Customs clearance is the specific treatment of goods by the customs authority. Method and extent depend on the goods being imported. The customs office checks the declaration and related documents for completeness and accuracy. The goods are checked either completely by a physical inspection or by random sampling. A customs report is prepared, which is the basis for calculating the import duties. The goods are then returned to the declarant and are then in free circulation.
European Union as Customs Union
With respect to customs borders, it has already been pointed out that the EU is also a customs union. Within the EU's external borders, trade between member states is generally exempt from duty, apart from a few geographical and goods-specific exceptions.
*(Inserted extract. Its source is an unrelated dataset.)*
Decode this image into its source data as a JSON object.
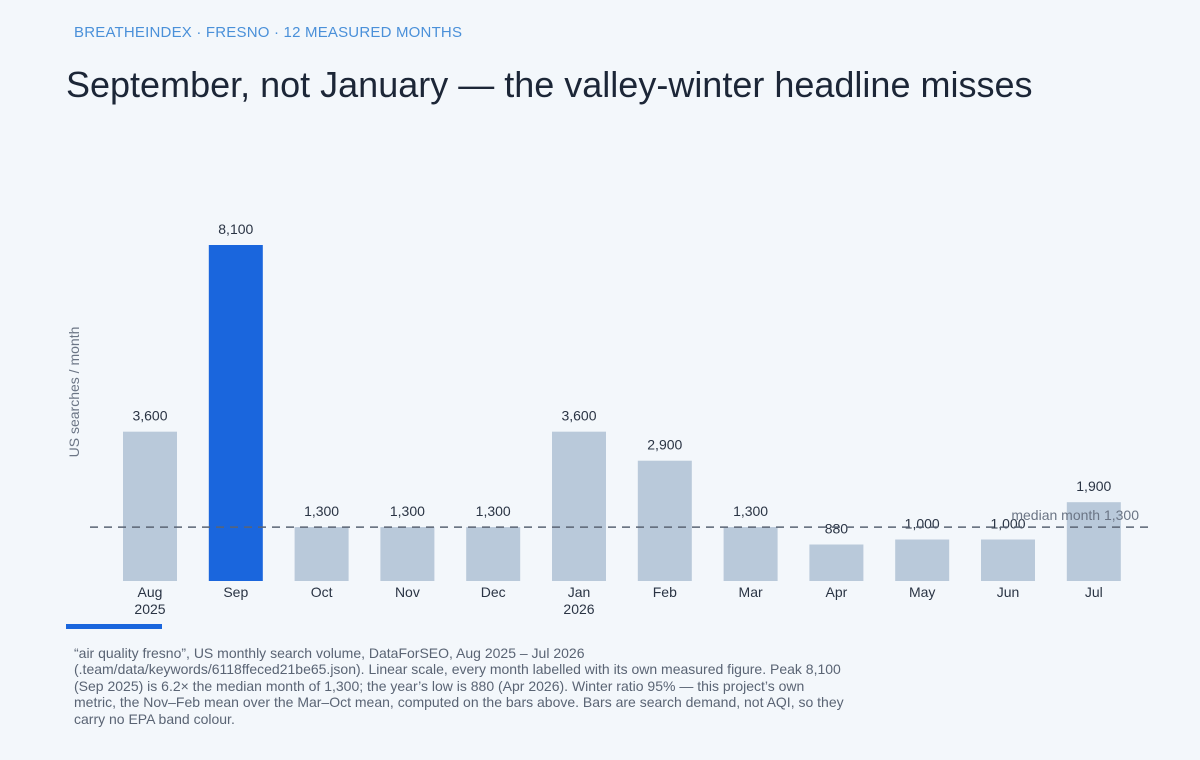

This means that import and export duties or other trade restrictions are prohibited within the EU economic area. For EU traders, it therefore makes no difference whether they ship their goods within their home country or within the EU.
The same customs regulations apply everywhere at the customs borders of the EU. Hence, it makes no difference whether a good is imported into the EU in Portugal or in Finland. The basis for this practice is the EU Common Customs Tariff, which is proposed by the EU Commission and set by the European Council for all member states. Revenue from customs duties (but not from import and excise taxes) must be transferred directly to the EU by the levying member states.